It should be fairly easy to add instruction fusing, where they recognize often-used instruction pairs, combine their C code, and then let the compiler optimize the combined code. Combining LOAD_CONST with the instruction following it if that instruction pops the const from the stack seems an easy win, for example.
In the interpreter, I don’t think it wouldn’t reduce overhead much, if at all. You’d still have to recognize the two byte codes, and your interpreter would spend additional time deciding, for most byte code pairs, that it doesn’t know how to combine them.
With a compiler, that part is done once and, potentially, run zillions of times.
If fusing a certain pair would significantly improve performance of most code, you'd just add that fused instruction to your bytecode and let the C compiler optimize the combined code in the interpreter.

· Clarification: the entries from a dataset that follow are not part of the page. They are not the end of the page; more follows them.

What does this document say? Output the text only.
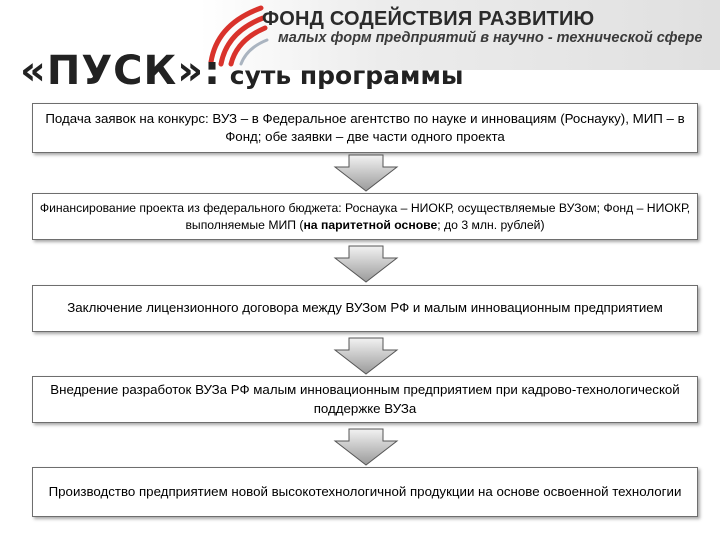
ФОНД СОДЕЙСТВИЯ РАЗВИТИЮ
малых форм предприятий в научно - технической сфере
«ПУСК»: суть программы
Подача заявок на конкурс: ВУЗ – в Федеральное агентство по науке и инновациям (Роснауку), МИП – в Фонд; обе заявки – две части одного проекта
Финансирование проекта из федерального бюджета: Роснаука – НИОКР, осуществляемые ВУЗом; Фонд – НИОКР, выполняемые МИП (на паритетной основе; до 3 млн. рублей)
Заключение лицензионного договора между ВУЗом РФ и малым инновационным предприятием
Внедрение разработок ВУЗа РФ малым инновационным предприятием при кадрово-технологической поддержке ВУЗа
Производство предприятием новой высокотехнологичной продукции на основе освоенной технологии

I have to assume CPython as already done that for all the low hanging fruit.
In fact, for such a fused instruction to be optimized that way on a copy-and-patch JIT it'd need to exist as a new bytecode in interpreter. A JIT that fuses instructions is no longer a copy-and-patch JIT.

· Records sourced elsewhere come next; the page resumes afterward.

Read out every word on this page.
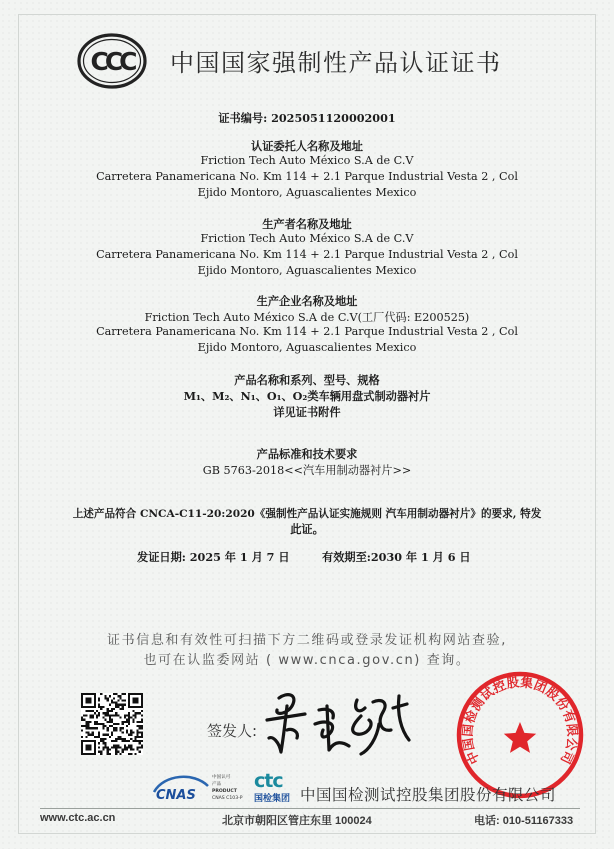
CCC 中国国家强制性产品认证证书
证书编号: 2025051120002001
认证委托人名称及地址
Friction Tech Auto México S.A de C.V
Carretera Panamericana No. Km 114 + 2.1 Parque Industrial Vesta 2 , Col
Ejido Montoro, Aguascalientes Mexico
生产者名称及地址
Friction Tech Auto México S.A de C.V
Carretera Panamericana No. Km 114 + 2.1 Parque Industrial Vesta 2 , Col
Ejido Montoro, Aguascalientes Mexico
生产企业名称及地址
Friction Tech Auto México S.A de C.V(工厂代码: E200525)
Carretera Panamericana No. Km 114 + 2.1 Parque Industrial Vesta 2 , Col
Ejido Montoro, Aguascalientes Mexico
产品名称和系列、型号、规格
M₁、M₂、N₁、O₁、O₂类车辆用盘式制动器衬片
详见证书附件
产品标准和技术要求
GB 5763-2018<<汽车用制动器衬片>>
上述产品符合 CNCA-C11-20:2020《强制性产品认证实施规则 汽车用制动器衬片》的要求, 特发
此证。
发证日期: 2025 年 1 月 7 日	有效期至:2030 年 1 月 6 日
证书信息和有效性可扫描下方二维码或登录发证机构网站查验,
也可在认监委网站 ( www.cnca.gov.cn) 查询。
签发人:
中国国检测试控股集团股份有限公司
CNAS
中国认可
产品
PRODUCT
CNAS C103-P
ctc
国检集团 中国国检测试控股集团股份有限公司
www.ctc.ac.cn	北京市朝阳区管庄东里 100024	电话: 010-51167333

A copy-and-patch JIT reduces interpretation overhead by making sure the branches in the executed machine code are the branches in the code to be interpreted, not branches in the interpreter.
This is make a huge difference in more naive interpreters, not so much in an heavily optimized threaded-code interpreter.

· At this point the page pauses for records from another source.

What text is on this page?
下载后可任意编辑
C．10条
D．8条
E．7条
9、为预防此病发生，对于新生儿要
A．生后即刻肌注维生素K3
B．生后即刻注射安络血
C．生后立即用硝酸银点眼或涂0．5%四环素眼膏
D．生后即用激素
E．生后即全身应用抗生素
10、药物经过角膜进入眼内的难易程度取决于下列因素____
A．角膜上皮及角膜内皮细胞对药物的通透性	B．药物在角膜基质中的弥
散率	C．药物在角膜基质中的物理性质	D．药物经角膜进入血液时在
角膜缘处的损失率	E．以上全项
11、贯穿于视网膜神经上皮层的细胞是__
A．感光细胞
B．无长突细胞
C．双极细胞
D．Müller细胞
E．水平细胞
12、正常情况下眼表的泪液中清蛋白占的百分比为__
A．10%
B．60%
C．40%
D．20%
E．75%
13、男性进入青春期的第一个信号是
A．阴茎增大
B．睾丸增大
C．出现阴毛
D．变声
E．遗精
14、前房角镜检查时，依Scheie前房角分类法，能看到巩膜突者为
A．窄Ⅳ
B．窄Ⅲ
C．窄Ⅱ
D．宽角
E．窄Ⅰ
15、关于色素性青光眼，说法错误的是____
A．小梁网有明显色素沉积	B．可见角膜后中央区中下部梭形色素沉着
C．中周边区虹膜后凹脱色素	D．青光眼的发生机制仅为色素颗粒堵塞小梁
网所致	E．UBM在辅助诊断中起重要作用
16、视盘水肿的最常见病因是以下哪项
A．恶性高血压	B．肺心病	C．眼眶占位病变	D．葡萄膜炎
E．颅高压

The 10% is great, and nothing to sneeze at for a first commit. But I'd actually like some realistic analysis of next steps for improvement, because I'm skeptical instruction fusing and other things being hand waved are it. Certainly not on a copy-and-patch JIT.
For context: I spent significant effort trying to add such instruction fusing to a simple WASM AOT compiler and got nowhere (the equivalent of constant loading was precisely one of the pairs). Only moving to a much smarter JIT (capable of looking at whole basic blocks of instructions) started making a difference.